# Serbian (BCS) Family and Faith



## JustAnotherWolf

I was on here previously asking for some help translating a phrase for my next tattoo. I'm back but this time I've decided to go with single words, right now I'm considering family and i notice there are two translations porodica and familija. Also the word faith which seems to have three different translations. Just wondering which translations have the strongest meaning. I greatly appreciate the help.


----------



## slavic_one

I would say in Croatia: obitelj (family) i vjera (faith). But wait for a Serbian reply, don't know which one they prefer the most.


----------



## Duya

In Serbian, "porodica" (=Croatian "obitelj") is far more common term. It also has the appropriate connotations, for example "porodične vrednosti" = "family values".

"Familija" normally refers to the wider family (i.e. all your relatives including cousins, in-laws etc.).

"Faith" is "vera" in Serbian.


----------



## slavic_one

Btw, in Croatian, "familija" with a meaning Duya gave would be "rodbina".


----------



## Bojan

And word "rodbina" exists with the same meaning in Serbian too.


----------



## JustAnotherWolf

Great, it's perfect for what I want. I'm getting the new ink on my arm and it will be visible so I needed to be sure I was getting the proper word and spelling so thanks again!


----------



## Majalj

You plan to tatoo "rodbina" on your arm???  I know you would be laughed at here... 
Or "vera" - Vera is a very common name for women, so that tatoo would have double meaning.


----------



## Bojan

Majalj is right that you shouldn't tatoo "rodbina" on yourself because that word doesn't have connotations of English word "family" (Serbian "porodica"), and would look odd and silly.
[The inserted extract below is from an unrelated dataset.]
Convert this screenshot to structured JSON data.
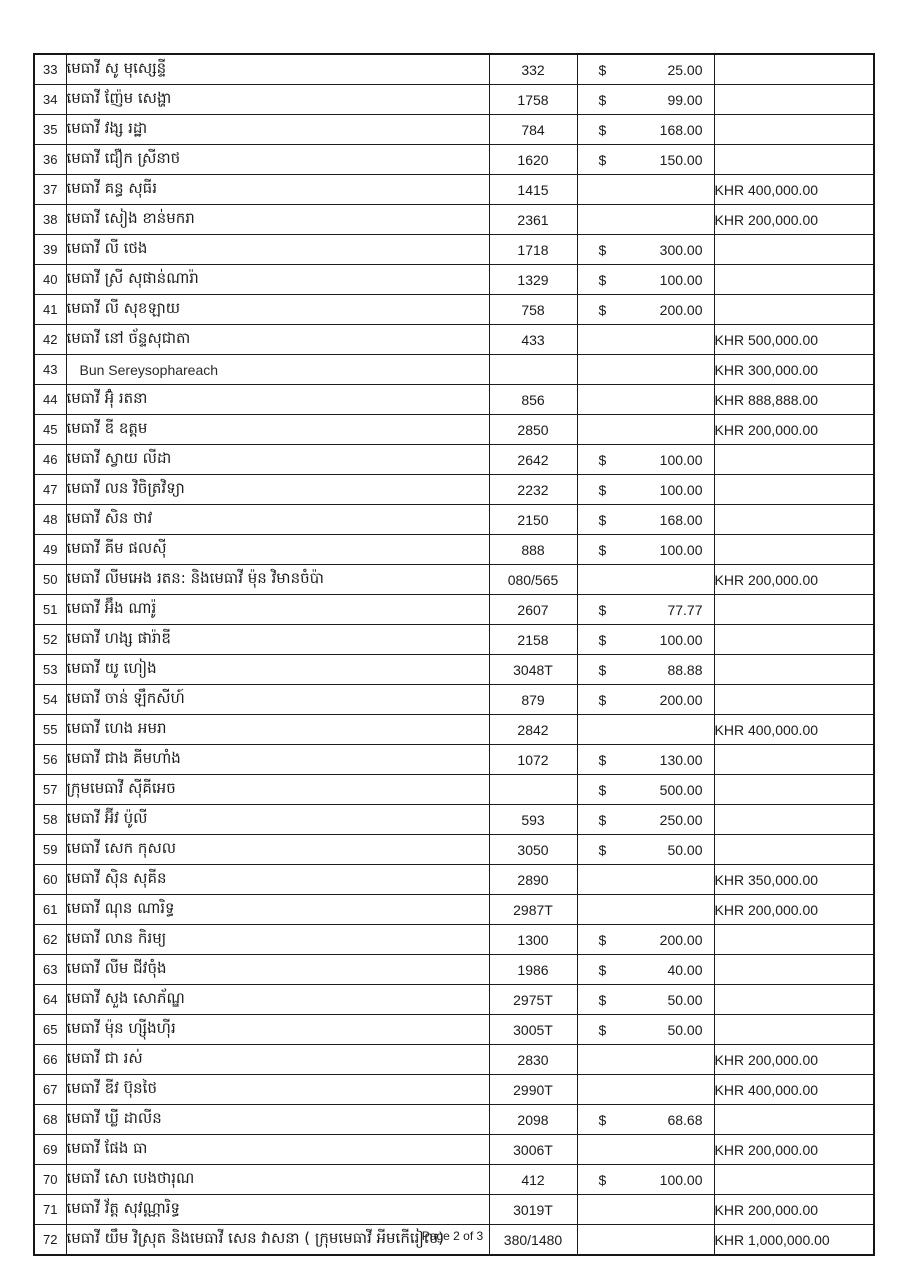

Its primary meaning is "extended family". If you wish to convey meaning of "kin" and "consanguinity" there is more appropriate word "rod", but don't use "rodbina".


----------



## JustAnotherWolf

Porodica and Vera is what i'm planning on getting


----------



## Majalj

If I saw a tattoo saying Vera, I'd think your mother was called that.


----------



## JustAnotherWolf

good for you


----------



## doorman

JustAnotherWolf said:


> Porodica and Vera is what i'm planning on getting


If you're planning on getting only one tattoo, I suggest you to write "Vera i Porodica" instead of "Porodica i Vjera" (IMHO, it sounds more powerful)



Majalj said:


> If I saw a tattoo saying Vera, I'd think your mother was called that.


Idem!


----------



## natasha2000

Also, vera with small caps. 


Porodica i vera

Vera with capital V is a female name, as others have already told.

Why don't you use Cyrillic letters? 
Here are some correct versions of the text:

породица и вера

ПОРОДИЦА И ВЕРА

Породица и вера


----------